なお、日常で、つまり自然言語で「こいつは複雑だ」という場合には、完全ランダムに近いものを指すことも多いです。これは情報理論に言わせれば、経験を増やしても予測できる量が増えないため、あまり複雑ではないということになります。
これが一応、この記事で説明した「複雑さ」と、日常で使われる「複雑さ」とのズレになります。

なお、これは読み飛ばして頂ければと思いますが…、正確には、空の色や組織が複雑だというよりは、それらの結果をある確率モデルの実現値とみなしたときに、その確率モデルが理論上ないし経験上複雑だ、という奥まった主張をしていることを付記して起きます。
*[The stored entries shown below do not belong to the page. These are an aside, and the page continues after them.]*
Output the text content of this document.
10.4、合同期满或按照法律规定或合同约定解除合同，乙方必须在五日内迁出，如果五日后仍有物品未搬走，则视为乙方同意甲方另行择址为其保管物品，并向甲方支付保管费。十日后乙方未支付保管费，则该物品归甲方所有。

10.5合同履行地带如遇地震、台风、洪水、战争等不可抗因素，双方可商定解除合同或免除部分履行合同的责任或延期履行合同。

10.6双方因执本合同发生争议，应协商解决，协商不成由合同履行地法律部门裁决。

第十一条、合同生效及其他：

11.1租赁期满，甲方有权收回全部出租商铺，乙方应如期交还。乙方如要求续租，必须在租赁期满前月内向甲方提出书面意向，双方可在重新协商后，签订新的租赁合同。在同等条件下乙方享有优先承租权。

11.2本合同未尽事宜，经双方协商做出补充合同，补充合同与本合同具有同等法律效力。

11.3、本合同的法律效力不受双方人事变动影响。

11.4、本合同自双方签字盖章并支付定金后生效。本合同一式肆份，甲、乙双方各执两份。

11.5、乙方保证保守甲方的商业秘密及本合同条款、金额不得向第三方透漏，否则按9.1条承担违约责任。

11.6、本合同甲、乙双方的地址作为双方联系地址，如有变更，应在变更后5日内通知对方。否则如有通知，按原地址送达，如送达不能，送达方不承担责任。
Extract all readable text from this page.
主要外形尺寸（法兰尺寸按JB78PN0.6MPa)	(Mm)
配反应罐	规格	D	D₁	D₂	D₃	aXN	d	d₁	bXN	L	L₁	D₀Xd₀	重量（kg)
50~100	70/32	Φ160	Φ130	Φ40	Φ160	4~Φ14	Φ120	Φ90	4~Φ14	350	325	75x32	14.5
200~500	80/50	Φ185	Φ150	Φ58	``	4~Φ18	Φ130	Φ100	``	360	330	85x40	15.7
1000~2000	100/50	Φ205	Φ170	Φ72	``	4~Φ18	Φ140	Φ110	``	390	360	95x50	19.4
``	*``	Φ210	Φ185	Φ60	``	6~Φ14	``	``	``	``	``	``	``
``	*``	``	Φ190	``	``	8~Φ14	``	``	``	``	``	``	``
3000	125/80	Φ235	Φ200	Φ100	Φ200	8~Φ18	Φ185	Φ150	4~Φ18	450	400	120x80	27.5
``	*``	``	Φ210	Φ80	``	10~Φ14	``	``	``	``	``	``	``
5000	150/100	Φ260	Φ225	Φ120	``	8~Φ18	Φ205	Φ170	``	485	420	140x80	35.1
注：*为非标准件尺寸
通常、意識する必要はないと思っていますが、実際にモデルを作る人になるときには欠かせなくなるため、そういうものだと思って頂けたら幸いです。


さて、一般的に言われるあらゆる複雑さについて表現しようとすると、上記のいろいろな複雑さを組みわせたり、あるいはそうした数理モデルでは言えないものによって表現したりする必要も出るかもしれません。

しかし少なくとも、今回の情報理論の予測が効くようになる選択肢の多さという説明は、なかなか当を得ていて直観に近しく、使いやすいものに思いました。

それでは、今回もありがとうございました。


参考文献:

M. Prokopenko, F. Boschetti, A.J. Ryan, An information-theoretic primer on complexity, self-organisation and emergence, Complexity 15 (1) (2009) 11–28, doi:10.1002/cplx.20249.